Stevivor has spent considerable time now with Shadow of the Tomb Raider, once again playing the small sequence offered at E3 2018 alongside an extended sequence which essentially covers the first five hours of the game.

The experience has left us wanting more.

Transitioning from assisting Crystal Dynamics to running the show, it’s obvious that developer Eidos Montreal loves the franchise and Lara’s rebooted storyline started in 2013’s Tomb Raider. Fittingly, Croft is a shadow of her former self; the unsure girl we first controlled in Yamatai is now a confident, strong woman – equally as capable with a large tomb and its puzzles as she is with a pack of heavily armoured Trinity soldiers.

The game’s E3 2018 experience was heavy on puzzles, dark tombs and suspense, with only a brief stint into the more social aspects of the game.
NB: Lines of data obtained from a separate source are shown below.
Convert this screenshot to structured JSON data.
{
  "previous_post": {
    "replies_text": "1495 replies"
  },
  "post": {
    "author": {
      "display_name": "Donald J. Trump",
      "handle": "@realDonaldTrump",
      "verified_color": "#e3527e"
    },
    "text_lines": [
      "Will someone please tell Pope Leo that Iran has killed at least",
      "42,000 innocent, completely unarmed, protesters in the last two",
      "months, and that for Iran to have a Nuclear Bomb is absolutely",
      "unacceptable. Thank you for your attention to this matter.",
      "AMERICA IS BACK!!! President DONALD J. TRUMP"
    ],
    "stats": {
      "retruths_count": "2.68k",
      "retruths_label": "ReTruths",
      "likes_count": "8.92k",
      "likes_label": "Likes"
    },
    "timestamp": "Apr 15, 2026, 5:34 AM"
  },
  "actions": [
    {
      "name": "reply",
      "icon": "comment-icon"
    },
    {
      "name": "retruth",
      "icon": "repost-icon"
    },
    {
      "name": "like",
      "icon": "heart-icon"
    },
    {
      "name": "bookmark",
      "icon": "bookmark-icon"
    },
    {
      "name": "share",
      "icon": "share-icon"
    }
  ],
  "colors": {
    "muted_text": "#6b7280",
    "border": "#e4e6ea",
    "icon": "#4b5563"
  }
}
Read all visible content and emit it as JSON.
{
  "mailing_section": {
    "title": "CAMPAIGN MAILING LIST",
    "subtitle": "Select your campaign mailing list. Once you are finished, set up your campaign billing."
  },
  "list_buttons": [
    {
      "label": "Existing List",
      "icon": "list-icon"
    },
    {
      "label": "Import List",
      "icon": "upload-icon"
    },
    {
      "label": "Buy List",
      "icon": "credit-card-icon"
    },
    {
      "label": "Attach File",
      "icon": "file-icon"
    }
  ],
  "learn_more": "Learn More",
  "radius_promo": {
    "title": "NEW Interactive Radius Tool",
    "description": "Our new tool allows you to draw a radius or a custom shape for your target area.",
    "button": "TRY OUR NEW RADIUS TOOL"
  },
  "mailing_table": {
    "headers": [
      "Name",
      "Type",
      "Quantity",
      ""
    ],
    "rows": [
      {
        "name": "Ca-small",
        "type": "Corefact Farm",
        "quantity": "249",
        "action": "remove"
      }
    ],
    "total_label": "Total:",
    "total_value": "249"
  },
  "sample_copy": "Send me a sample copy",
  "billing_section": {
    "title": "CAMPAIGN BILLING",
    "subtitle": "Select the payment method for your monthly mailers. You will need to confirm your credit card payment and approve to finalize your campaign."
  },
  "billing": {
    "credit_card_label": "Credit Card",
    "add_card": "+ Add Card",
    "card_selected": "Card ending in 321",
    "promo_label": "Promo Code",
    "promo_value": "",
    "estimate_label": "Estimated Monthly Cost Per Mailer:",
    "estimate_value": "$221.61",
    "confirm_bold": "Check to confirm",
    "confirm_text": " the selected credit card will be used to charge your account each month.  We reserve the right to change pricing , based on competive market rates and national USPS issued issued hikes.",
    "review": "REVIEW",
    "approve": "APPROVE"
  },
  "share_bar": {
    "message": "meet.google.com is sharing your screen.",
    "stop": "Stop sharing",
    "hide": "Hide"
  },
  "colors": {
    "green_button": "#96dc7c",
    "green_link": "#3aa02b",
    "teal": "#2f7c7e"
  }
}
The extended sequence we experienced was also full of puzzles – which thankfully have their own difficulty setting as do traversal and combat so players can tailor their own unique experience – but also the lighter side of the absolution of evil, with familiar friend Jonah providing much-needed levity.
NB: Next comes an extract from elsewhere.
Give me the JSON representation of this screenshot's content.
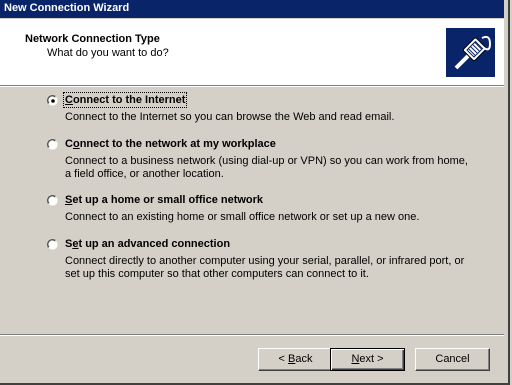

The extended sequence begins as Jonah and Lara find themselves deep in the Peruvian jungle after a devastating plane crash (which, of course, has left Lara without much of her gear). Instantly, you’re made to think of PredatorCroft is alone in the jungle, and our near-omniscient point of view as the player makes us very aware of the jaguar that silently stalks her. It can’t literally turn invisible, but it can sure use the jungle’s thick flora to come close to it.
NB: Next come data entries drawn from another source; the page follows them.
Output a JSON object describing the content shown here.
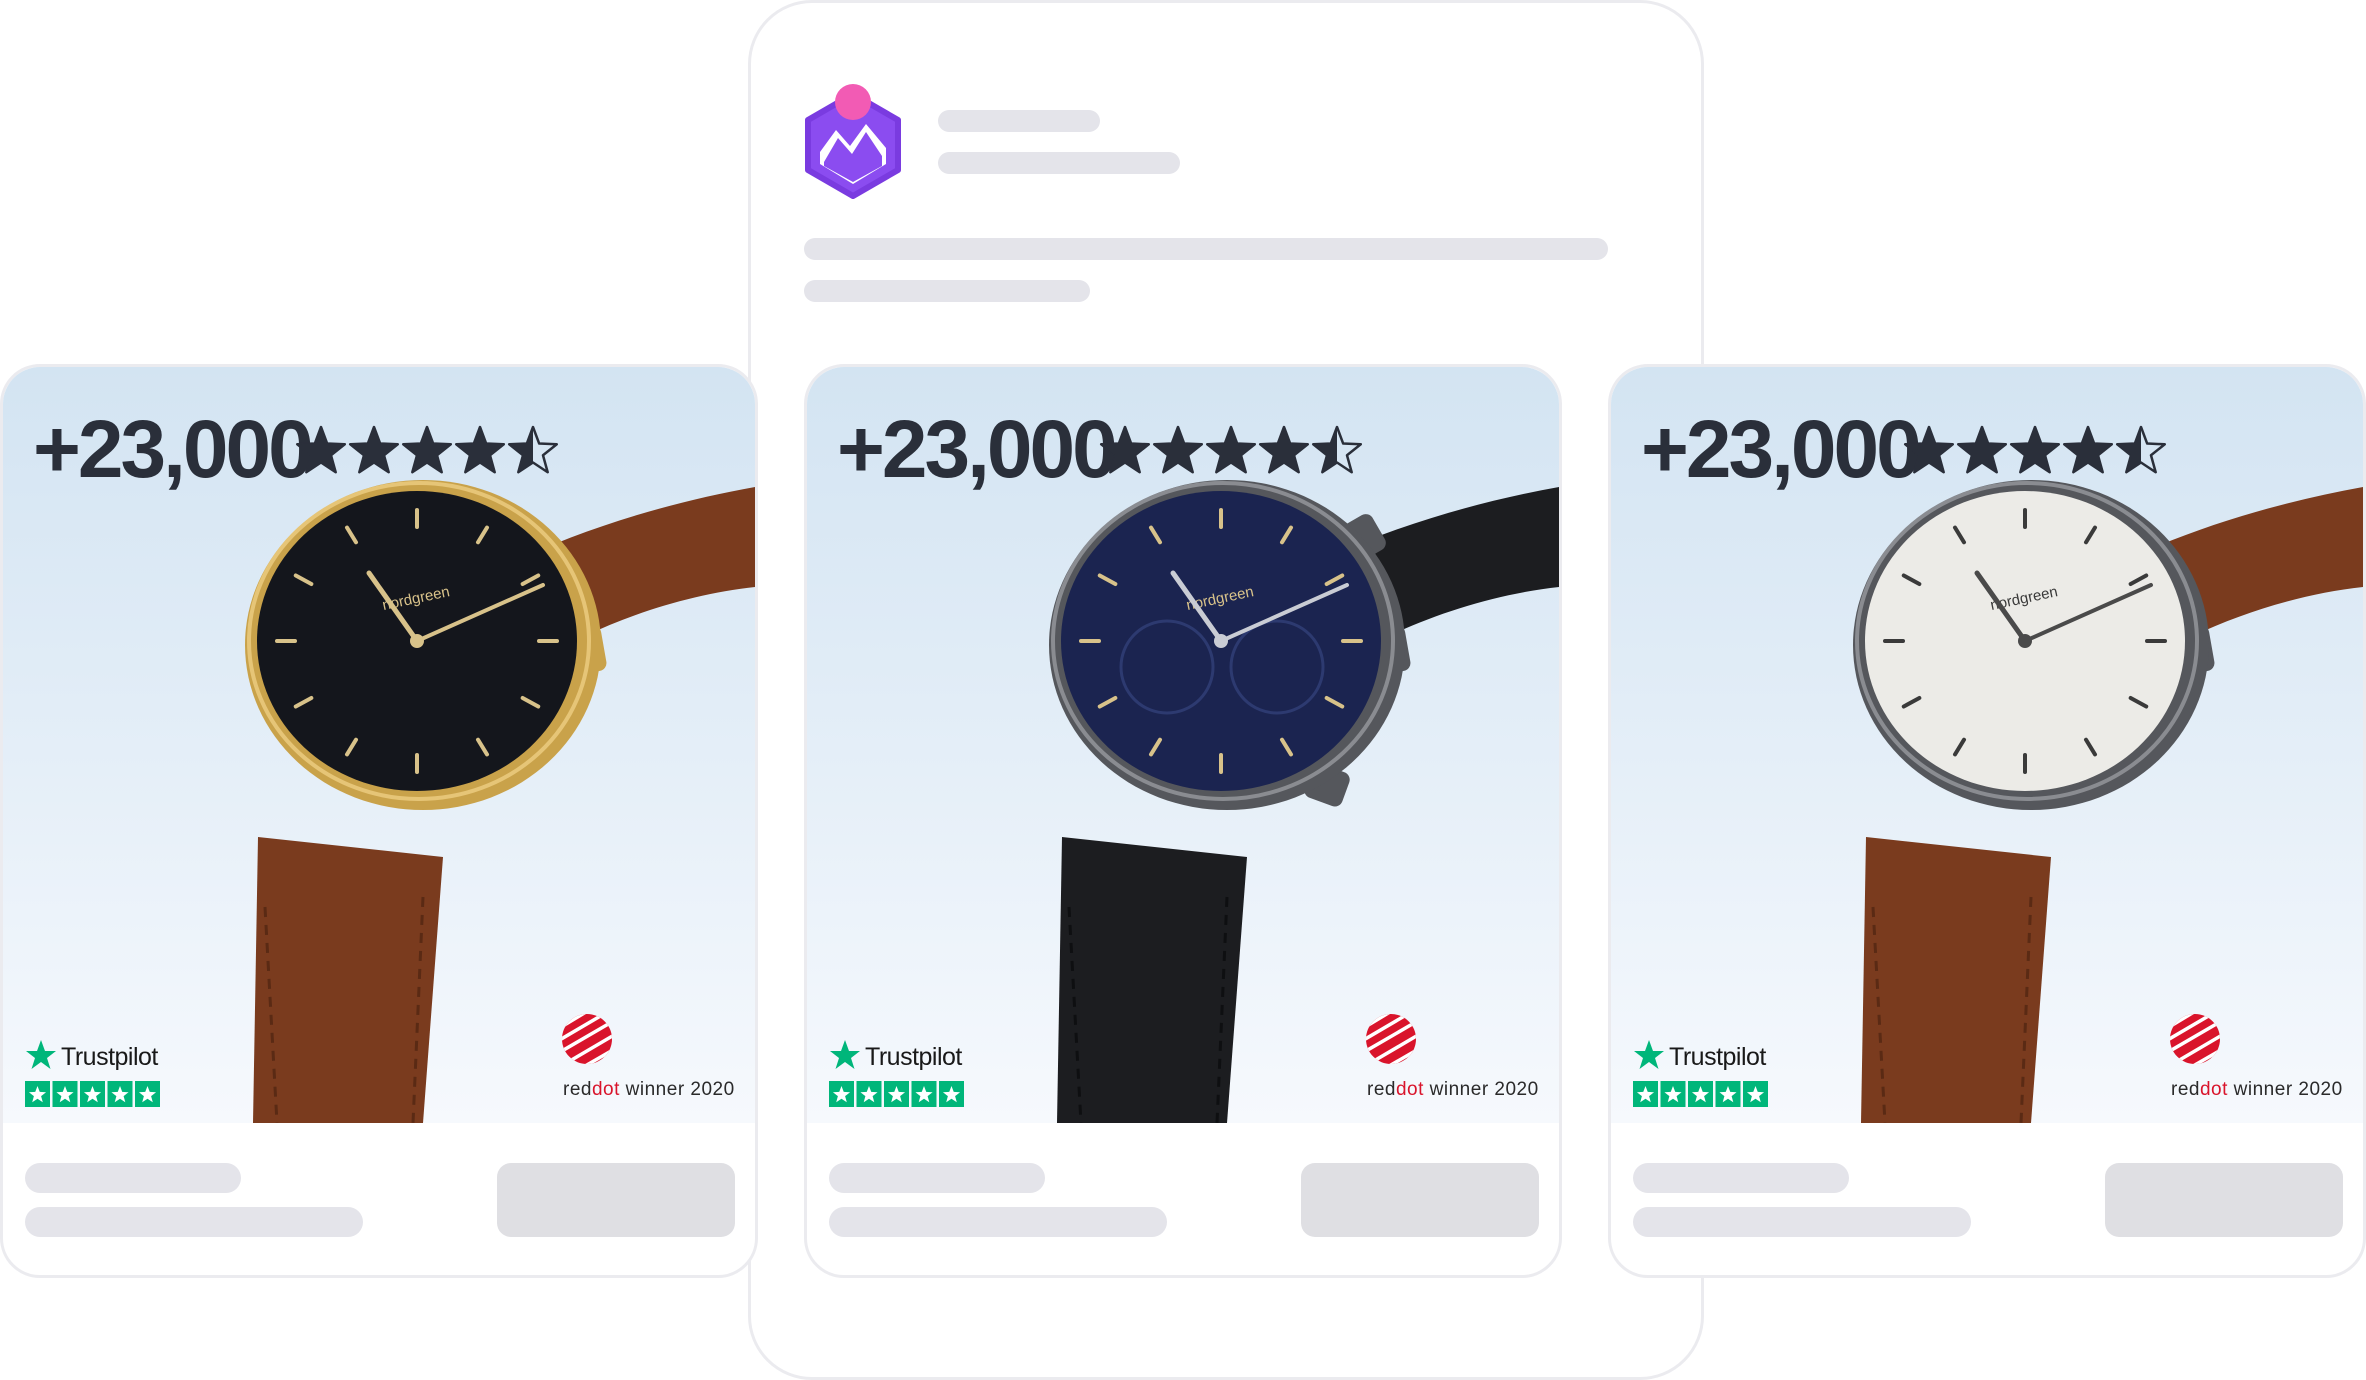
{
  "colors": {
    "app_logo_primary": "#8b4cf0",
    "app_logo_dot": "#f25bb4",
    "skeleton": "#e4e4ea",
    "trustpilot_green": "#00b67a",
    "reddot_red": "#d9142b",
    "count_text": "#2a2f3a"
  },
  "header": {
    "logo_icon": "app-chart-logo-icon"
  },
  "cards": [
    {
      "count": "+23,000",
      "rating": 4.5,
      "watch": {
        "case": "gold",
        "dial": "black",
        "strap": "brown-leather",
        "brand": "nordgreen"
      },
      "trustpilot": {
        "label": "Trustpilot"
      },
      "reddot": {
        "prefix": "red",
        "dot": "dot",
        "suffix": " winner 2020"
      }
    },
    {
      "count": "+23,000",
      "rating": 4.5,
      "watch": {
        "case": "gunmetal",
        "dial": "navy-chronograph",
        "strap": "black-leather",
        "brand": "nordgreen"
      },
      "trustpilot": {
        "label": "Trustpilot"
      },
      "reddot": {
        "prefix": "red",
        "dot": "dot",
        "suffix": " winner 2020"
      }
    },
    {
      "count": "+23,000",
      "rating": 4.5,
      "watch": {
        "case": "gunmetal",
        "dial": "white",
        "strap": "brown-leather",
        "brand": "nordgreen"
      },
      "trustpilot": {
        "label": "Trustpilot"
      },
      "reddot": {
        "prefix": "red",
        "dot": "dot",
        "suffix": " winner 2020"
      }
    }
  ],
  "watch_brand_text": "nordgreen"
}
The thing is, Lara quickly dispatches the jaguar and asserts herself as the new King Queen of the jungle. As she should — she’s that good now.

Eidos Montreal’s Heath Smith, a Melbourne-born developer who acts as Lead Game Designer on Shadow, says the game is centred around fear — both of that of Lara and of those who’ll become her prey. It’s during the first jaguar encounter that this becomes evident – Lara finds herself cornered at one point, reminiscent of the scene from Aliens where Ripley pushes herself against a bulkhead as the being she thinks will end her comes in, very close, for the kill.

It’s quite amazing to feel so mighty one minute and completely powerless the next, but Eidos Montreal delivers. Countless times, especially for those of us who are claustrophobic; expanded, cramped underwater sequences make sure of this. They’re balanced by utterly crazy stealth sequences where Lara reigns supreme, slathering herself in mud to blend in, undetected, amidst the jungle. It’s empowering, to say the very least.

It can’t all be balls to the wall though, and that’s where good ol’ Jonah comes in. The social foil to Lara’s seriousness, Jonah not only brings some humour to the game but makes the transition to newfound social spaces that much easier. In the experience, Jonah was key at a small Peruvian village called Kuwaq Yaku, where his personality not only secured a place for he and Lara to stay the night and the next lead to take down Trinity, but a potential date with a local hottie (protip: stick around for the chat he and his potential suitress have).

Playing, it’s easy to see Shadow of the Tomb Raider as a celebration of the franchise. Costumes that hearken back to Tomb Raider 2 – both original flavour and the Tibetan bomber jacket alternate — and Tomb Raider: The Angel of Darkness solidify this. While they may break all semblance of realism in an otherwise gritty, (dare we say) visceral game, the full body skins are just perfect, bringing a smile to the face of anyone who remembers the original stream of games fondly.

Simply put, Shadow of the Tomb Raider is a winner. It was at E3 2018, it is today, and we’re sure it will be when it comes out 14 September on Windows PC, Xbox One and PS4. Can we just have it now, please?